As RMB's, I'm going to feed our new 8 week old pup chicken necks primarily for the first month. Will I need to cut them up? I dont think I've ever seen a chicken neck before and not sure how big they will be or if I will need to cut them up for an 8 week old pup! lol :blush:

Thanks!


----------



## Anitsisqua (Mar 25, 2012)

They're actually really small. I wouldn't bother cutting them up. Your pup is more than capable of handling a chicken neck. In fact, it's advised you don't give them to older pups and dogs because of the choking hazard that their small size presents.


----------



## GatorBytes (Jul 16, 2012)

They can range in size. I don't feed them anymore, but when I did I didn't cut and my dog choked on it - was about 6" I used to order from a chicken only supplier and some necks were huge - thought they were turkey (not possible), was the breed.


----------



## carmspack (Feb 2, 2011)

chicken necks only is not good enough for an entire diet -- little boney -- I can get chicken necks stripped or with the skin still on .


----------



## billsharp (May 3, 2011)

The typical chicken neck is about the same girth as your thumb and about 6 inches long.
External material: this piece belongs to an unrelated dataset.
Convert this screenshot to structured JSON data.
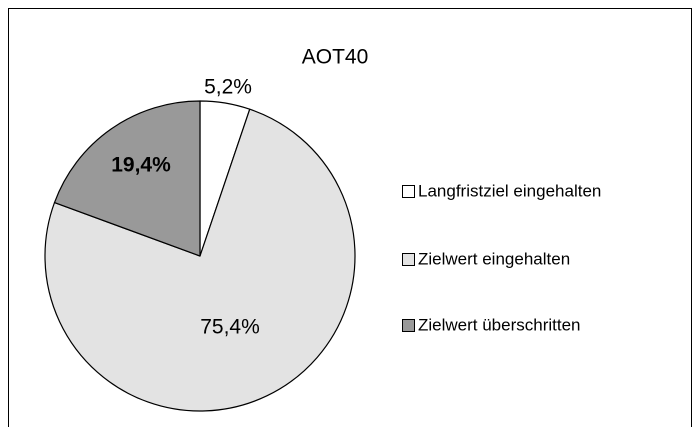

It is perfect for an 8 wk old pup to begin chewing. Do not cut it up, or he will tend to try to swallow whole the pieces. He needs to chew and crunch the bone (one of the main advantages of feeding raw) so let him have at the whole thing.


----------



## Mog (Aug 10, 2012)

Well... after packaging 80 lbs of chicken necks into 3 lb bags, which I then double bagged.. I'm pretty familiar with chicken necks 

Add to that 40 lbs of backs, 40 lbs of thighs, 40 lbs of leg quarters, 30 lbs of turkey necks and another 10 lbs of misc, and I'm worn out! And... I can now tell you that 8 backs, 6 thighs or 5 quarters equals just about 3 lbs! lol

I just hope our new pup isn't allergic to chicken!

50lbs of beef heart coming in next week, 20 lbs of tripe then and I'm hopefully done for close to 5 months


----------